Uma mudança de paradigma está ocorrendo nos Estados Unidos, onde os candidatos a cargos políticos democráticos estão começando a se preocupar em não serem considerados “demais” pró-Israel. Isso é um reflexo do crescente clima de hostilidade em relação à nação judaica, particularmente em meio à crescente influência do movimento de boicote, desinvestimento e sanções (BDS) contra Israel.
A mudança começou a ser percebida após a eleição de 2020, quando o candidato democrata Marc Lamont Hill foi criticado por seus antigos aliados por ter comparecido a um evento em que o BDS foi defendido. No entanto, foi a eleição de 2022 que mostrou claramente a direção em que o vento está soprando. Nesse ano, dois candidatos democratas, Lander e Avila Chevalier, buscaram transformar o apoio de seus opositores a Israel em um fracasso moral definitivo.
Essa mudança de percepção é um reflexo do crescimento do movimento BDS nos Estados Unidos. O movimento, que defende a ideia de que Israel é um Estado racista e que deve ser boicotado, desinvestido e sanionado, tem ganhado força nos últimos anos. Além disso, a crescente influência de figuras como Noam Chomsky, que defendem a ideia de que Israel é um Estado colonialista, também tem contribuído para essa mudança de percepção.
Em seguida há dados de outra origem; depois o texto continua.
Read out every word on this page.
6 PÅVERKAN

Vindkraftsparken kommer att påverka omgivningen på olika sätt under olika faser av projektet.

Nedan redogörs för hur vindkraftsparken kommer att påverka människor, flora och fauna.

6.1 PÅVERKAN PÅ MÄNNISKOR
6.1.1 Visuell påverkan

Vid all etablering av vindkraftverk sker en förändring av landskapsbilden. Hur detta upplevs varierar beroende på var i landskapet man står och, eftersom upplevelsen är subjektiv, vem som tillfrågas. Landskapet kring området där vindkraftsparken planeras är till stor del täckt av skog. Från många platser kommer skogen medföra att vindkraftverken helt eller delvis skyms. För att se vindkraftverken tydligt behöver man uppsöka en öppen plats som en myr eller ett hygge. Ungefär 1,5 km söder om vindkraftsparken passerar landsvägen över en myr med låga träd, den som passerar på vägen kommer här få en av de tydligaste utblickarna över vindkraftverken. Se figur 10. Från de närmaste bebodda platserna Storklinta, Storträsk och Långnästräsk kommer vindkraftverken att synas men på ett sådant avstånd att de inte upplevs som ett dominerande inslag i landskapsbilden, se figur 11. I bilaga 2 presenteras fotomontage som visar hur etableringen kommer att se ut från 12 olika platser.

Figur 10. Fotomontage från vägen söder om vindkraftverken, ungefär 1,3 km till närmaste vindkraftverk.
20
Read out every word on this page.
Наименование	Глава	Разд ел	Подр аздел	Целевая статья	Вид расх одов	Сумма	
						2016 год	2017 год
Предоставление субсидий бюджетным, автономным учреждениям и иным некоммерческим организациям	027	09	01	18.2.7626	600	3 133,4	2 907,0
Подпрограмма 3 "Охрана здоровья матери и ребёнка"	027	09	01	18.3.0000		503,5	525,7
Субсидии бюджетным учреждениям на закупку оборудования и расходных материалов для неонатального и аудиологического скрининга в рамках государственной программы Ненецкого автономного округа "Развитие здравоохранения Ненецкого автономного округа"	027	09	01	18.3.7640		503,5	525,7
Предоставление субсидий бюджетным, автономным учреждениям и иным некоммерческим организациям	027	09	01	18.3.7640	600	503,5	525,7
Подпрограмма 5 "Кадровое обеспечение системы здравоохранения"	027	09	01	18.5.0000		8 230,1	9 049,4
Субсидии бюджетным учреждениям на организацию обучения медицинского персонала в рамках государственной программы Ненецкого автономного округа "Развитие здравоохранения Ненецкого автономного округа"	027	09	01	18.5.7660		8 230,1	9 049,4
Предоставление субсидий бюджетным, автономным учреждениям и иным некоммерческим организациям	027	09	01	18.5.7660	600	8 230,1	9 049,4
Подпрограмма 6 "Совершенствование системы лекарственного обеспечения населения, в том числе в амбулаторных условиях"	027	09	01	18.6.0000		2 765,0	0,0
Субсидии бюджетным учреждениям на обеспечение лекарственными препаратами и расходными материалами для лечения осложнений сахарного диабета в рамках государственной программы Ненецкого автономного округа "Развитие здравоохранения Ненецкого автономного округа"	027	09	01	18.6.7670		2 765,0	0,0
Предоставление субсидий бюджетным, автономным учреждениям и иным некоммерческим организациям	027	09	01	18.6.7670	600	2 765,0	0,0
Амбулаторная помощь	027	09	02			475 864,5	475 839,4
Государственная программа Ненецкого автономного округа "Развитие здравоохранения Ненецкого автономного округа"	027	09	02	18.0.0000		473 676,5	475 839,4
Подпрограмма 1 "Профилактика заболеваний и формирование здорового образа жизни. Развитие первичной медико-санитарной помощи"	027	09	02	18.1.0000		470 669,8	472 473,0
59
A preocupação dos candidatos democráticos em não serem considerados “demais” pró-Israel é um reflexo da crescente polarização em torno da questão israelense nos Estados Unidos. Enquanto alguns veem Israel como um aliado importante dos EUA, outros o veem como um Estado opressor que merece ser punido. Esse clima de hostilidade é um desafio para os candidatos democráticos, que precisam equilibrar sua posição em relação a Israel com a necessidade de atrair votos de eleitores que são cada vez mais hostis à nação judaica.
A mudança de percepção em relação a Israel também é refletida em outras áreas. Em 2020, a ONU aprovou uma resolução que condenava a política de ocupação de Israel na Cisjordânia. Além disso, vários países, incluindo a França e o Reino Unido, têm aumentado sua pressão sobre Israel para que aceite uma solução de dois Estados.
No entanto, é importante lembrar que a maioria dos Estados Unidos ainda apoia Israel. De acordo com um levantamento realizado em 2022, 63% dos americanos acreditam que Israel é um aliado importante dos EUA. Além disso, muitos democratas ainda mantêm uma posição pró-Israel, embora alguns tenham começado a se afastar da posição oficial do partido.
Em resumo, a mudança de percepção em relação a Israel nos Estados Unidos é um reflexo do crescente clima de hostilidade em relação à nação judaica. A preocupação dos candidatos democráticos em não serem considerados “demais” pró-Israel é um desafio para os partidos políticos e pode ter implicações importantes para a política externa dos EUA no futuro.
📖 Perspectiva Bíblica
“Não se deixem enganar; nem os malfeitores se deixem enganar. O tempo de julgamento já chegou.” (Mateus 24:4)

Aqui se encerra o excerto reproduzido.